Synchronous Motor Theory

The synchronous motor is a commonly used industrial motor favored for its
higher efficiency, superior power factor, and low inrush currents. Typical
applications that benefit from the constant operating speed include refiners, head
box fan pumps, chippers, etc. Synchronous motors are particularly well suited to
low RPM applications. The synchronous brush-type motor is composed of a
three-phase stator winding, a DC rotor winding, and a squirrel-cage winding.
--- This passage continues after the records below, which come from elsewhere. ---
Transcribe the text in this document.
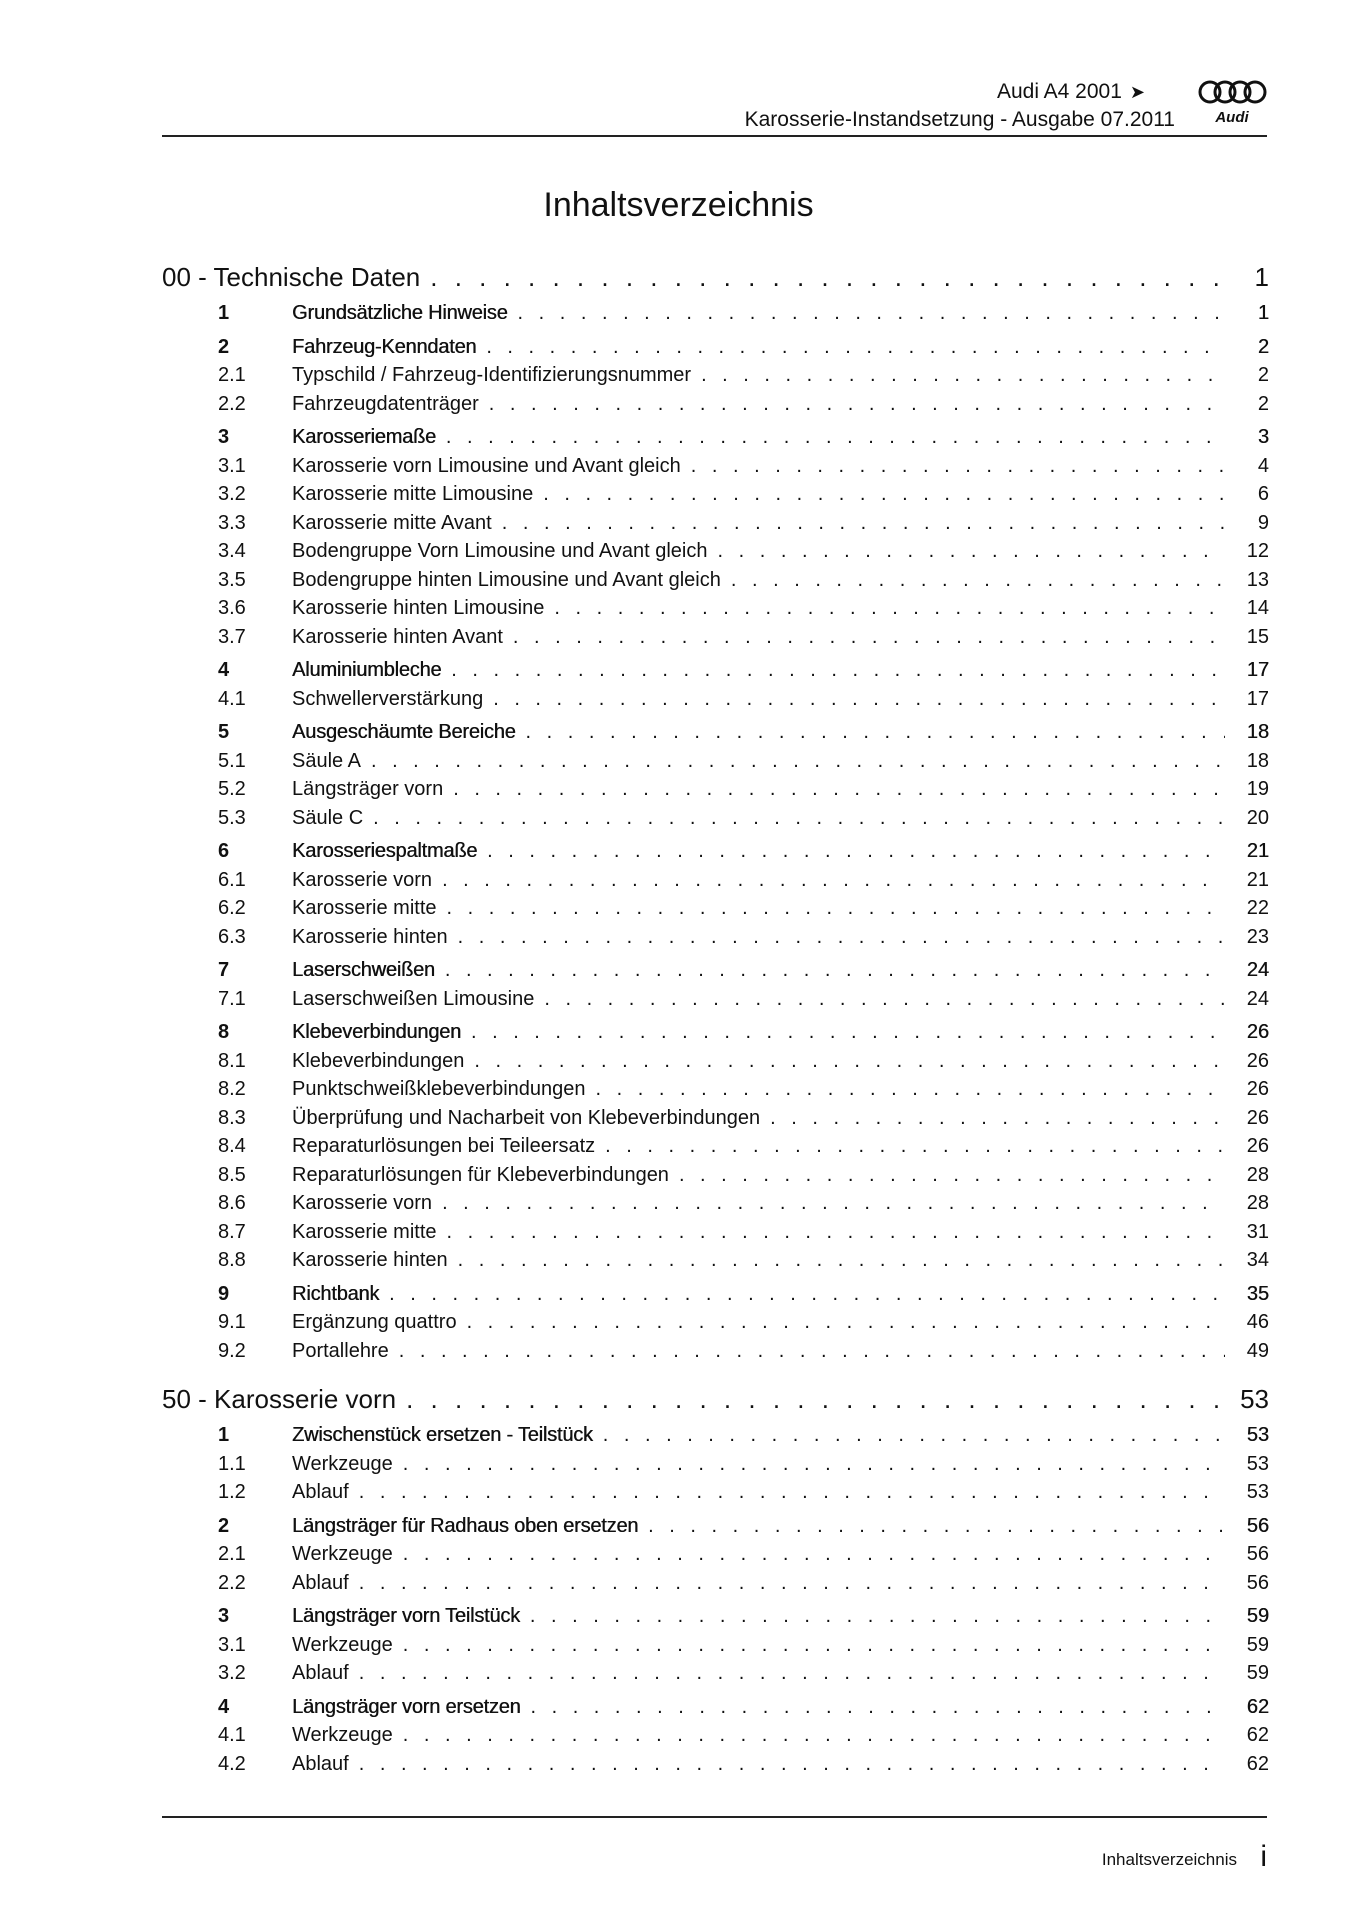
Audi A4 2001 ➤
Karosserie-Instandsetzung - Ausgabe 07.2011	Audi
Inhaltsverzeichnis
00 - Technische Daten . . .	1
1	Grundsätzliche Hinweise . . .	1
2	Fahrzeug-Kenndaten . . .	2
2.1	Typschild / Fahrzeug-Identifizierungsnummer . . .	2
2.2	Fahrzeugdatenträger . . .	2
3	Karosseriemaße . . .	3
3.1	Karosserie vorn Limousine und Avant gleich . . .	4
3.2	Karosserie mitte Limousine . . .	6
3.3	Karosserie mitte Avant . . .	9
3.4	Bodengruppe Vorn Limousine und Avant gleich . . .	12
3.5	Bodengruppe hinten Limousine und Avant gleich . . .	13
3.6	Karosserie hinten Limousine . . .	14
3.7	Karosserie hinten Avant . . .	15
4	Aluminiumbleche . . .	17
4.1	Schwellerverstärkung . . .	17
5	Ausgeschäumte Bereiche . . .	18
5.1	Säule A . . .	18
5.2	Längsträger vorn . . .	19
5.3	Säule C . . .	20
6	Karosseriespaltmaße . . .	21
6.1	Karosserie vorn . . .	21
6.2	Karosserie mitte . . .	22
6.3	Karosserie hinten . . .	23
7	Laserschweißen . . .	24
7.1	Laserschweißen Limousine . . .	24
8	Klebeverbindungen . . .	26
8.1	Klebeverbindungen . . .	26
8.2	Punktschweißklebeverbindungen . . .	26
8.3	Überprüfung und Nacharbeit von Klebeverbindungen . . .	26
8.4	Reparaturlösungen bei Teileersatz . . .	26
8.5	Reparaturlösungen für Klebeverbindungen . . .	28
8.6	Karosserie vorn . . .	28
8.7	Karosserie mitte . . .	31
8.8	Karosserie hinten . . .	34
9	Richtbank . . .	35
9.1	Ergänzung quattro . . .	46
9.2	Portallehre . . .	49
50 - Karosserie vorn . . .	53
1	Zwischenstück ersetzen - Teilstück . . .	53
1.1	Werkzeuge . . .	53
1.2	Ablauf . . .	53
2	Längsträger für Radhaus oben ersetzen . . .	56
2.1	Werkzeuge . . .	56
2.2	Ablauf . . .	56
3	Längsträger vorn Teilstück . . .	59
3.1	Werkzeuge . . .	59
3.2	Ablauf . . .	59
4	Längsträger vorn ersetzen . . .	62
4.1	Werkzeuge . . .	62
4.2	Ablauf . . .	62
Inhaltsverzeichnis i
The stator winding is identical to that of an induction motor and, as such, the
direction of motor rotation depends on the rotation of the stator flux. The
direction can be changed by reversing two of the stator leads, just as it does with
induction motors.

The rotor contains laminated poles which carry the DC field coils that are
terminated at the slip rings. It also has a squirrel-cage winding composed of bars
embedded in the pole faces and shorted by end rings. The squirrel-cage winding
is also known as “damper” or “amortisseur” winding. This winding enables the
motor to accelerate to near synchronous speed so that the DC supply can be
applied to the field windings for synchronizing the motor to the line (typically
95%).

These field windings are connected through slip rings to a discharge resistor
during start up. The resistor is required to dissipate the high voltages that are
induced into the field windings from the stator, and it is removed from the circuit
when the DC field voltage is applied. The synchronous motor can be compared
to a transformer, with the three-phase stator resembling the primary and the field
winding acting like a secondary. Through this transformer action, an induced
voltage is generated in the motor field during starting. The induced signal can be
used to protect the squirrel-cage winding by monitoring the motor speed during
acceleration and to determine when the DC field can be excited for
synchronization. At zero speed, the frequency induced into the field is 60 Hz, at
95% speed the frequency induced is 3 Hz (for a 60 Hz system).

Once at 95% speed, the DC field is supplied with either 125 V DC or 250 V DC
and the discharge resistor is removed from the circuit. The excitation in the field
windings creates north and south poles in the rotor which lock into the rotating
magnetic field of the stator. The slip rings are used to connect the field windings
to the discharge resistor and static exciter. It is at these slip rings that the field
resistance of the motor can be measured to confirm the required field voltage and
current at rated power factor. If, for example, the field voltage is 125 V DC and
the current is 20 amps DC, then the resistance measured should be about 6

Ω,

based on Ohms Law.